Examining the ‘manel’ in LTC

June 20, 2019

All industries, long-term care included, love panels during conferences. The hope is for a dynamic conversation, one where no one will dominate the discussion and those in the audience will feel engaged. 

But most of us have noticed how it’s not uncommon to see panels that are all men, and/or all white, during healthcare events.

That’s why I found it heartening to hear the Director of the National Institutes of Health, Francis S. Collins, M.D., Ph.D., say he would no longer appear on all-male panels at public scientific meetings.

“It is time to end the tradition in science of all-male speaking panels, sometimes wryly referred to as ‘manels,’” Collins said in a June 12 statement. “Too often, women and members of other groups underrepresented in science are conspicuously missing in the marquee speaking slots at scientific meetings and other high-level conferences.”

First of all, well-done. Second, what might our section of the healthcare industry learn from this? 

When I’ve mentioned this dominance of white men on panels or presentations in the past, the stock defensive answer is, “We have to have the best names/leaders in the industry. It’s not our fault.”

Let’s examine that more closely. 

Long-term care is a smallish pond compared to some other businesses. However, let’s look at our McKnight’s Women of Distinction program. One of the reasons we began that program is we suspected there were leaders in the field who weren’t being recognized. We were right, based partly on the number of nominations being triple what we expected. 

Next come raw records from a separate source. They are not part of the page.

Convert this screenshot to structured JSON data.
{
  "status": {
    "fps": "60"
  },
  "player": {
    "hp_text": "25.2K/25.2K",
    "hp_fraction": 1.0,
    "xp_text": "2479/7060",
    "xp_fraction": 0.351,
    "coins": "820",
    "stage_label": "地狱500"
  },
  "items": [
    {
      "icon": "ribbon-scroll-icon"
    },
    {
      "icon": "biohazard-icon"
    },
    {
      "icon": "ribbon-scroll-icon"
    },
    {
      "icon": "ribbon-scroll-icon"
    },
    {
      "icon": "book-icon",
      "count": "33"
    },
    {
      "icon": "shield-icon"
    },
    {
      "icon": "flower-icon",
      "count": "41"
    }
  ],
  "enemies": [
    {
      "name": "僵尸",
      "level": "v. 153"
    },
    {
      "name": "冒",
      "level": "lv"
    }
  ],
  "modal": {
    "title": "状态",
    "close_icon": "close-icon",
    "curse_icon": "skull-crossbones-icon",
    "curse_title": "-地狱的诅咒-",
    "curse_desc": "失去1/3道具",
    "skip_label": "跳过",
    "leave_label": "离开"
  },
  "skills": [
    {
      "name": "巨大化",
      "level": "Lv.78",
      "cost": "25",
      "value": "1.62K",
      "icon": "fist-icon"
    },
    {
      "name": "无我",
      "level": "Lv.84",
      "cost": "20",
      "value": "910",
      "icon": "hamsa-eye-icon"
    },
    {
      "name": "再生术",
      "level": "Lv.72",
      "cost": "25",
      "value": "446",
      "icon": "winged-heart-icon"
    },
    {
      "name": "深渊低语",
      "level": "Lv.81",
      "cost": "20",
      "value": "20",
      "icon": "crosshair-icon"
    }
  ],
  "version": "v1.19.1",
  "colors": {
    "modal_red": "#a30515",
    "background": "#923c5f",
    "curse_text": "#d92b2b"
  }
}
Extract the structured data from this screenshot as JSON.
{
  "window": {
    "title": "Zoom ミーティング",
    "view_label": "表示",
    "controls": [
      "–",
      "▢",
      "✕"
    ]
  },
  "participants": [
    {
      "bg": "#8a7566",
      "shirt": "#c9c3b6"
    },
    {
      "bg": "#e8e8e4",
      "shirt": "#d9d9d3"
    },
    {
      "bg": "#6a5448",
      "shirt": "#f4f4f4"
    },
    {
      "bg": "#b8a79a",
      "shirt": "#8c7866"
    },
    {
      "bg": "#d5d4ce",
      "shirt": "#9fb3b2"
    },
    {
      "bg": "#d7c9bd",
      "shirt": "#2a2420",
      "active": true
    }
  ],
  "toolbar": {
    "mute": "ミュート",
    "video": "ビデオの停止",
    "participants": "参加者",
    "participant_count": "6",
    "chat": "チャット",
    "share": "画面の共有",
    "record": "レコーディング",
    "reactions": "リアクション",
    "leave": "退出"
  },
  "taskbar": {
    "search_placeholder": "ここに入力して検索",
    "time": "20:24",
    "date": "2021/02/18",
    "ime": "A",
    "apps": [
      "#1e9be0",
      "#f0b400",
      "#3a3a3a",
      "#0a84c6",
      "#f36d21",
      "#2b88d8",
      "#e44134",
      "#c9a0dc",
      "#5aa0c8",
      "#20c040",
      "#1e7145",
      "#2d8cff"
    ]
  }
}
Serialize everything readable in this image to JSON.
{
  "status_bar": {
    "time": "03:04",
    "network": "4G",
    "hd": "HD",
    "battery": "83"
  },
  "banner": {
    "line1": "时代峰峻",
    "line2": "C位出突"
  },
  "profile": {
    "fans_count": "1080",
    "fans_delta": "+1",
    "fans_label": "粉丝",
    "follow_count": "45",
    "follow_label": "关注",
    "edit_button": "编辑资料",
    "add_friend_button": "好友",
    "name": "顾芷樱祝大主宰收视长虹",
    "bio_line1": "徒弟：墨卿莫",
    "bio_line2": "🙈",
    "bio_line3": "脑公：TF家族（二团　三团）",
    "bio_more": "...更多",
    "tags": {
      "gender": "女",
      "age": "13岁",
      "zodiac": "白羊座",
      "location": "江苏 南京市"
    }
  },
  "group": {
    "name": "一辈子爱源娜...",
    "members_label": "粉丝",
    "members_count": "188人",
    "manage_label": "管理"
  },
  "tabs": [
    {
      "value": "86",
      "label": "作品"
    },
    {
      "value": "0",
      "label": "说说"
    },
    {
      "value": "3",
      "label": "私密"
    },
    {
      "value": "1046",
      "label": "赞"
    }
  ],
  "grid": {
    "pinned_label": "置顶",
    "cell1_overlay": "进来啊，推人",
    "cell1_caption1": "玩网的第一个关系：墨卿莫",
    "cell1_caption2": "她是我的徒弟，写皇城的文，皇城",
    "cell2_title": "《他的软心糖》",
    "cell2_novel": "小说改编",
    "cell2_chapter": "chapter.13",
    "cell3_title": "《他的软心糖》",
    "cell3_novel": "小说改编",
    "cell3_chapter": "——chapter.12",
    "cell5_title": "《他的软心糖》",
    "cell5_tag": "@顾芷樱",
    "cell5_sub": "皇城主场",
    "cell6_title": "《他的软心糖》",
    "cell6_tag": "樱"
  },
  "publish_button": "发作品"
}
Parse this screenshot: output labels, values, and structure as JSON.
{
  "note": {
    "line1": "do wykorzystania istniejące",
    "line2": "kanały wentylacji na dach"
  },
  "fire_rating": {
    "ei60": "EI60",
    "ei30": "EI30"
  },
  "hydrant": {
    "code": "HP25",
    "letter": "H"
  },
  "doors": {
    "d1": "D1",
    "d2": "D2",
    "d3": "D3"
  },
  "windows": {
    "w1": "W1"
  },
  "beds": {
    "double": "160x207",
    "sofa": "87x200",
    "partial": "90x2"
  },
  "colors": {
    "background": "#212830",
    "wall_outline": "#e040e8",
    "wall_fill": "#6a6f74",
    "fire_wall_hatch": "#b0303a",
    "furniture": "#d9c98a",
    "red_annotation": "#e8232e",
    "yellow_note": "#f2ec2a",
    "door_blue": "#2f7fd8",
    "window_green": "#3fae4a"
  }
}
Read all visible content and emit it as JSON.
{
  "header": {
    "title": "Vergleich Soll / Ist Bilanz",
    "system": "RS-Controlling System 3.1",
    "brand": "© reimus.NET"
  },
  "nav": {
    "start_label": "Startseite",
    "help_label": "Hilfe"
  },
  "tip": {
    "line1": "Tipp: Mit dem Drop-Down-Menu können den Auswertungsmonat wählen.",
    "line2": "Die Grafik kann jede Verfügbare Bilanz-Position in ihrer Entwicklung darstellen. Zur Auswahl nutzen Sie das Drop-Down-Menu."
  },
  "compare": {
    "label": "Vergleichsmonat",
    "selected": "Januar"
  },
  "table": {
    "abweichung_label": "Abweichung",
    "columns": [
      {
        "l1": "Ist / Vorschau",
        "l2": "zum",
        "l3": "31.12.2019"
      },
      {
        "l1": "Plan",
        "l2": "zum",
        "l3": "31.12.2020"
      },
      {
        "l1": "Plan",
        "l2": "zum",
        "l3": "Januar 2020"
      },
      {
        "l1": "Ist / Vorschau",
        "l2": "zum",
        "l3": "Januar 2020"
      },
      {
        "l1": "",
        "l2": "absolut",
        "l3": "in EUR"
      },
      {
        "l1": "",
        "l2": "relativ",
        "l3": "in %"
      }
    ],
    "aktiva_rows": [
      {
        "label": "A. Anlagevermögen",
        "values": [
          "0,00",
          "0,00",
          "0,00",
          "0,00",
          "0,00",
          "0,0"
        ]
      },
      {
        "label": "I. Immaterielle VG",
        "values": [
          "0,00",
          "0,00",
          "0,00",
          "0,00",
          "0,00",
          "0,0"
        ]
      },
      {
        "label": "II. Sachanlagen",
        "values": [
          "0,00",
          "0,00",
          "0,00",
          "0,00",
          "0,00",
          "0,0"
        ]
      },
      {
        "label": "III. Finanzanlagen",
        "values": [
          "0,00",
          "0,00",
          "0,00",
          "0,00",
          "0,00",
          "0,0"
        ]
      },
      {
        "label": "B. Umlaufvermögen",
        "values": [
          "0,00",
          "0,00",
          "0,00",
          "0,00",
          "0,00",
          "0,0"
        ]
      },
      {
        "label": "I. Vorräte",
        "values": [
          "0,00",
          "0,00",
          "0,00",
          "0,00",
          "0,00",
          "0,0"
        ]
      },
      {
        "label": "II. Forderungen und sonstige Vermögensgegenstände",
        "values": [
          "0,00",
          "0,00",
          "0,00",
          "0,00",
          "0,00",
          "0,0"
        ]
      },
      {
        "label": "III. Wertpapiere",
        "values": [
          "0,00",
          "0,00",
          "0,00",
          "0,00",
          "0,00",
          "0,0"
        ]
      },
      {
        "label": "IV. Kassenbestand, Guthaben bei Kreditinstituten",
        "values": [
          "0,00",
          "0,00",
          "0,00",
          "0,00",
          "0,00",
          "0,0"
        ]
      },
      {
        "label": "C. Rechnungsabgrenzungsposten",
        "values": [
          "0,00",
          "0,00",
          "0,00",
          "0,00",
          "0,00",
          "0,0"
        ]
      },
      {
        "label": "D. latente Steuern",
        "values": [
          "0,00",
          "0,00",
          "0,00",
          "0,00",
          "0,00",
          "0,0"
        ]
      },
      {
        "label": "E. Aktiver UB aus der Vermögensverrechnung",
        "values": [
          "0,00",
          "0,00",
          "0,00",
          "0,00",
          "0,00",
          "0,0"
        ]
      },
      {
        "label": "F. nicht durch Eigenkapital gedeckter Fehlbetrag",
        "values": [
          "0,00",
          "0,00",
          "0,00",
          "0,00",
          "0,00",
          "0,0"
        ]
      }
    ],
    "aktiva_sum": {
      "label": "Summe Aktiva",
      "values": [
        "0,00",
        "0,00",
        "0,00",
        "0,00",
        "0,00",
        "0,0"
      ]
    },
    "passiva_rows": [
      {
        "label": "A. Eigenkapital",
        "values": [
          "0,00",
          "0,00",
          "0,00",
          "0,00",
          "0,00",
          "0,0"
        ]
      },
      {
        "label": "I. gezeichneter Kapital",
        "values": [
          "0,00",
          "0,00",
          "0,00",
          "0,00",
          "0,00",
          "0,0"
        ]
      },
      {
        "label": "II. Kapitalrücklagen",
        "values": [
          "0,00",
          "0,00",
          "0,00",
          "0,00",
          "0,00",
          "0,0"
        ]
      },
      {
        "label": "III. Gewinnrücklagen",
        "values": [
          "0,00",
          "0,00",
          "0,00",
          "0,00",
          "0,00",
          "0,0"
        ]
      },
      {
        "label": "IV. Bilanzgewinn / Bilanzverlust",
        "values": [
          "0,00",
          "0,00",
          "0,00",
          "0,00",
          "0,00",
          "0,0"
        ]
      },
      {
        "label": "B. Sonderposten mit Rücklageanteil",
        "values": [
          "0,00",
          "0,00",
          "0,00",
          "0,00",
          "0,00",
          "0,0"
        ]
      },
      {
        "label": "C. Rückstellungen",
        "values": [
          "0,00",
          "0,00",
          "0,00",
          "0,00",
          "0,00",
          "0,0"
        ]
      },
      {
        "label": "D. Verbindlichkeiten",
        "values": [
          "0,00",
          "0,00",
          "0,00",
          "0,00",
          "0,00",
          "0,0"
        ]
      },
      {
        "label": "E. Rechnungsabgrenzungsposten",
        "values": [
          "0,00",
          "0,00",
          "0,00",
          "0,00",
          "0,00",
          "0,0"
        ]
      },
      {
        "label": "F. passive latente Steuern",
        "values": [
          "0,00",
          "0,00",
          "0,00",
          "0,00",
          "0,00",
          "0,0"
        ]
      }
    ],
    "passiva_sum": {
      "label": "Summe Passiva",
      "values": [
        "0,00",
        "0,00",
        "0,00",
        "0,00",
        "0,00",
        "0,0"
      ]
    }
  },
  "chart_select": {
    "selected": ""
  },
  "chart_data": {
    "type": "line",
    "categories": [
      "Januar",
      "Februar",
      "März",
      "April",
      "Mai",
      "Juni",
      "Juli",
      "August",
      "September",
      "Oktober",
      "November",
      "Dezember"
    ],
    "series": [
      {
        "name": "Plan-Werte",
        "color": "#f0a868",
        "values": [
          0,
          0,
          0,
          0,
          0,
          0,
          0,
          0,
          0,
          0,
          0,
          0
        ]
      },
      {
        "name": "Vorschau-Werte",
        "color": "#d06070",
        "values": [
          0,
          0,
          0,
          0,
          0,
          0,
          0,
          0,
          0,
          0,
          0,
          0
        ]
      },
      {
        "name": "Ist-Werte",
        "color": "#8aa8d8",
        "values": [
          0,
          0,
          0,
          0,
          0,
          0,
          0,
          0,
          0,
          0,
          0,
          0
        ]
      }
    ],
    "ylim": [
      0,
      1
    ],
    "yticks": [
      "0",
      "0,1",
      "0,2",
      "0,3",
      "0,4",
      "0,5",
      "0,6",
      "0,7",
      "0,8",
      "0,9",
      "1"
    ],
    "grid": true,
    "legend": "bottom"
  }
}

What we were surprised by is how many of these women — ranked into an elite tier by our judges — were executives we had previously heard little, if anything, about. Some of this is a question of external communications at facilities: Do you celebrate your executives and leaders, and raise them to the attention of others? Also, we do a lot of our networking at conferences, and we love to strike up conversations with the person sitting next to us. But we’re always going to be sure to connect with the presenters or panel attendees. 

The panels themselves communicate to an audience who is important. Associations and groups hosting conferences seek speakers of influence and presumably vet presentation rosters before presenting them. The nature of a panel is “Listen up. These people matter.”

Many of us, consciously or subconsciously, in turn think of these panels or presentations when we are building our own summits, webinars and live events. We turn to the people we’ve seen, who have been around and are “known” quantities. At the same time, we might be understandably wary of anyone who offers their services. 

You can see where this leads all of us: To the same line-up of people making the same points. No wonder many panels can become dull. 

But don’t take my, or Collins’ word for it. I reached out to a handful of long-term care executives to see how they felt about his statement. 

“I applaud Francis Collins’ decision to combat the gender gap and move the needle on diversity and inclusion. I agree that change must start at the top,” said Mark Parkinson, president and CEO, AHCA/NCAL. When asked, he clarified that Collins’ “action is inspiring and will cause us to continue to evaluate the diversity of our panels.”  

LeadingAge “strives to be true to our values of doing what is right, taking action and creating communities built on diverse thought. We certainly support the efforts of NIH’s leadership to challenge current norms so that women and other underrepresented groups are evaluated fairly for speaking opportunities and not excluded from leadership opportunities,” President and CEO Katie Smith Sloan told me in a statement.

Robyn Stone, the co-director at LeadingAge LTSSCenter @UMass Boston, passed along that she recently attended a meeting with 130 providers, association executives and academic aging services leaders. All of the panels included women, but there was a single person of color. 

Geriatrician Cari Levy, M.D., Ph.D, the president of the Society for Post-Acute and Long-Term Care Medicine (AMDA), told me Collins’ words are “much appreciated” and agreed for a need of less “manels” in long-term care.

“I think it’s good that attention is being paid to being more inclusive on panels,” she said.